The government said the variation was "unacceptable" and caused "unnecessary suffering".
Predicted levels of dementia across the UK were compared with data from GPs on the actual number of patients being diagnosed.
The map suggests a north-south divide, with the highest rates of diagnosis in Scotland (average 64%) and Northern Ireland (average 63%).
Rates dropped to 50% in the north-east of England, 41% in the south-west of England and 39% in Wales.
Across the whole of the UK, the percentage of people with dementia who have been diagnosed has gone from 43% in 2011 to 46% in 2012.
Jeremy Hughes, the chief executive of the Alzheimer's Society, said: "It's disgraceful that more than half of all people with dementia are not receiving a diagnosis, and disappointing to see such a disparity in diagnosis rates in different regions of the UK.

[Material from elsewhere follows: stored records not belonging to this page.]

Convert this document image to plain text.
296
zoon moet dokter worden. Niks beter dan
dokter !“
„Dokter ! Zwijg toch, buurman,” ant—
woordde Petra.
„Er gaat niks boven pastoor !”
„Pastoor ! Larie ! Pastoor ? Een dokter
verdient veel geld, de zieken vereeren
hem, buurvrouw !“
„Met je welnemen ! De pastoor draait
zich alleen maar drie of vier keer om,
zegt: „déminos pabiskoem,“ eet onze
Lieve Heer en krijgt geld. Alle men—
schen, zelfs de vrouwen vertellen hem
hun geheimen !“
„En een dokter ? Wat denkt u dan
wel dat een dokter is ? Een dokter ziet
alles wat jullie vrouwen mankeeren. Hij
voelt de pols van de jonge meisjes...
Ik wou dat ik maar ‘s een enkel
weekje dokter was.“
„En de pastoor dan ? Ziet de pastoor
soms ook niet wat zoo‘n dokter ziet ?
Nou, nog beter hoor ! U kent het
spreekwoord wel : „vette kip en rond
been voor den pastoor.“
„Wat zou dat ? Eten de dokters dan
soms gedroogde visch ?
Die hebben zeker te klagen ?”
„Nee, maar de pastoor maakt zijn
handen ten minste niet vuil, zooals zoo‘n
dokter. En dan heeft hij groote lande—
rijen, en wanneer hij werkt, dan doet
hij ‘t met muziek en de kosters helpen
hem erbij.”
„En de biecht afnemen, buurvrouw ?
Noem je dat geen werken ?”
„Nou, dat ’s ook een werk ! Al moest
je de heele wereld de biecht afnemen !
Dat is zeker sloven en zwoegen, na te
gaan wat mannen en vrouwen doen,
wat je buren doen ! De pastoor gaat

"This goes against best clinical practice and is preventing people with dementia from accessing the support, benefits and the medical treatments that can help them live well with the condition."
The charity said one explanation was variation in "stigma", which resulted in people not visiting their GP. The higher figures in Scotland were put down to a better relationship between social services and the healthcare system.
Health Secretary Jeremy Hunt said: "The small improvement in dementia diagnosis is good news, but the extreme variation across the country is unacceptable.
"It's time for the worst performing areas to wake up to the dementia time bomb."
He said failing to diagnose dementia was delaying treatment and "causing unnecessary suffering".